Pucheu noted that if the same quotas and duties now in place to protect the domestic biofuel industry were in place for the domestic textile industry, the “U.S. cotton export picture would look entirely different than it does today.

“We can only wonder what the cotton price would be today if the domestic textile industry was consuming 11 million to 12 million bales annually” as it once did, instead of a consumption now about half that.

Pucheu said many of the changes proposed by the USDA for the new farm bill are concessions to increase U.S. market access for China, and that the weakened farm bill proposal puts the U.S. in a position of weakness going into the next round of WTO talks.

Every segment of U.S. agriculture believes the U.S. should go into the next round of WTO negotiations from a “position of strength,” said Pucheu, not with a bag of concessions.

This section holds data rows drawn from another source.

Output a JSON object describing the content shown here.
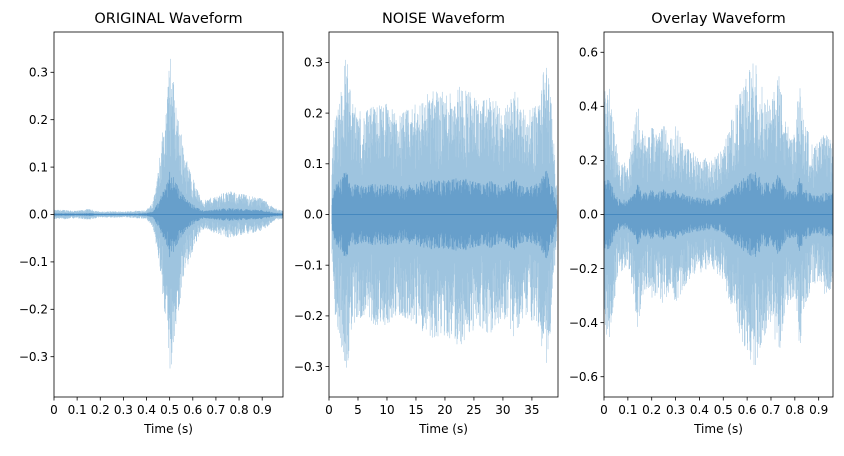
{
  "chart_data": [
    {
      "type": "waveform",
      "title": "ORIGINAL Waveform",
      "xlabel": "Time (s)",
      "ylabel": "",
      "xlim": [
        0,
        0.99
      ],
      "ylim": [
        -0.385,
        0.385
      ],
      "xticks": [
        0,
        0.1,
        0.2,
        0.3,
        0.4,
        0.5,
        0.6,
        0.7,
        0.8,
        0.9
      ],
      "xtick_labels": [
        "0",
        "0.1",
        "0.2",
        "0.3",
        "0.4",
        "0.5",
        "0.6",
        "0.7",
        "0.8",
        "0.9"
      ],
      "yticks": [
        -0.3,
        -0.2,
        -0.1,
        0.0,
        0.1,
        0.2,
        0.3
      ],
      "ytick_labels": [
        "−0.3",
        "−0.2",
        "−0.1",
        "0.0",
        "0.1",
        "0.2",
        "0.3"
      ],
      "envelope": [
        [
          0.0,
          0.01
        ],
        [
          0.05,
          0.01
        ],
        [
          0.1,
          0.008
        ],
        [
          0.15,
          0.012
        ],
        [
          0.2,
          0.006
        ],
        [
          0.25,
          0.007
        ],
        [
          0.3,
          0.006
        ],
        [
          0.35,
          0.008
        ],
        [
          0.4,
          0.01
        ],
        [
          0.43,
          0.03
        ],
        [
          0.45,
          0.09
        ],
        [
          0.47,
          0.18
        ],
        [
          0.49,
          0.25
        ],
        [
          0.5,
          0.35
        ],
        [
          0.52,
          0.27
        ],
        [
          0.54,
          0.2
        ],
        [
          0.57,
          0.12
        ],
        [
          0.6,
          0.08
        ],
        [
          0.63,
          0.04
        ],
        [
          0.65,
          0.03
        ],
        [
          0.7,
          0.04
        ],
        [
          0.75,
          0.05
        ],
        [
          0.8,
          0.045
        ],
        [
          0.85,
          0.04
        ],
        [
          0.9,
          0.035
        ],
        [
          0.95,
          0.015
        ],
        [
          0.99,
          0.008
        ]
      ]
    },
    {
      "type": "waveform",
      "title": "NOISE Waveform",
      "xlabel": "Time (s)",
      "ylabel": "",
      "xlim": [
        0,
        39.5
      ],
      "ylim": [
        -0.36,
        0.36
      ],
      "xticks": [
        0,
        5,
        10,
        15,
        20,
        25,
        30,
        35
      ],
      "xtick_labels": [
        "0",
        "5",
        "10",
        "15",
        "20",
        "25",
        "30",
        "35"
      ],
      "yticks": [
        -0.3,
        -0.2,
        -0.1,
        0.0,
        0.1,
        0.2,
        0.3
      ],
      "ytick_labels": [
        "−0.3",
        "−0.2",
        "−0.1",
        "0.0",
        "0.1",
        "0.2",
        "0.3"
      ],
      "envelope": [
        [
          0.5,
          0.12
        ],
        [
          1,
          0.2
        ],
        [
          2,
          0.25
        ],
        [
          3,
          0.32
        ],
        [
          4,
          0.22
        ],
        [
          6,
          0.2
        ],
        [
          8,
          0.22
        ],
        [
          10,
          0.22
        ],
        [
          12,
          0.2
        ],
        [
          14,
          0.21
        ],
        [
          16,
          0.23
        ],
        [
          18,
          0.25
        ],
        [
          20,
          0.24
        ],
        [
          22,
          0.26
        ],
        [
          24,
          0.25
        ],
        [
          26,
          0.22
        ],
        [
          28,
          0.24
        ],
        [
          30,
          0.2
        ],
        [
          32,
          0.25
        ],
        [
          34,
          0.2
        ],
        [
          36,
          0.22
        ],
        [
          37.5,
          0.32
        ],
        [
          38.5,
          0.2
        ],
        [
          39.3,
          0.05
        ]
      ]
    },
    {
      "type": "waveform",
      "title": "Overlay Waveform",
      "xlabel": "Time (s)",
      "ylabel": "",
      "xlim": [
        0,
        0.96
      ],
      "ylim": [
        -0.675,
        0.675
      ],
      "xticks": [
        0,
        0.1,
        0.2,
        0.3,
        0.4,
        0.5,
        0.6,
        0.7,
        0.8,
        0.9
      ],
      "xtick_labels": [
        "0",
        "0.1",
        "0.2",
        "0.3",
        "0.4",
        "0.5",
        "0.6",
        "0.7",
        "0.8",
        "0.9"
      ],
      "yticks": [
        -0.6,
        -0.4,
        -0.2,
        0.0,
        0.2,
        0.4,
        0.6
      ],
      "ytick_labels": [
        "−0.6",
        "−0.4",
        "−0.2",
        "0.0",
        "0.2",
        "0.4",
        "0.6"
      ],
      "envelope": [
        [
          0.0,
          0.45
        ],
        [
          0.02,
          0.48
        ],
        [
          0.04,
          0.35
        ],
        [
          0.06,
          0.2
        ],
        [
          0.08,
          0.22
        ],
        [
          0.1,
          0.18
        ],
        [
          0.12,
          0.3
        ],
        [
          0.14,
          0.42
        ],
        [
          0.16,
          0.32
        ],
        [
          0.18,
          0.28
        ],
        [
          0.2,
          0.33
        ],
        [
          0.22,
          0.3
        ],
        [
          0.25,
          0.34
        ],
        [
          0.28,
          0.28
        ],
        [
          0.3,
          0.33
        ],
        [
          0.35,
          0.25
        ],
        [
          0.4,
          0.22
        ],
        [
          0.45,
          0.2
        ],
        [
          0.5,
          0.25
        ],
        [
          0.55,
          0.4
        ],
        [
          0.6,
          0.52
        ],
        [
          0.63,
          0.58
        ],
        [
          0.66,
          0.48
        ],
        [
          0.7,
          0.4
        ],
        [
          0.73,
          0.55
        ],
        [
          0.76,
          0.35
        ],
        [
          0.8,
          0.3
        ],
        [
          0.82,
          0.5
        ],
        [
          0.84,
          0.35
        ],
        [
          0.88,
          0.25
        ],
        [
          0.92,
          0.3
        ],
        [
          0.96,
          0.28
        ]
      ]
    }
  ],
  "colors": {
    "wave_fill": "#4f93c5",
    "wave_core": "#2f7ab8"
  }
}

As Pucheu was making his presentation, the U.S. cotton industry was in Geneva defending itself against in what he called a “high level” WTO session.

“We are concerned this meeting is to seize additional concessions for U.S. cotton,” he said.

Another Fresno County cotton producer, Don Cameron of Burrell, Calif., is the new president of CCGA, and he echoes Pucheu’s concerns that cotton has been singled out like no other commodity in world trade negotiations and agreements.

“This process has brought pressure to bear on the cotton industry and, unfortunately, until there is an overall final agreement or a total collapse of the concept and the organization, we in the cotton industry will continue to live with uncertainties about future trade policies and how they impact our business in future trade policy.”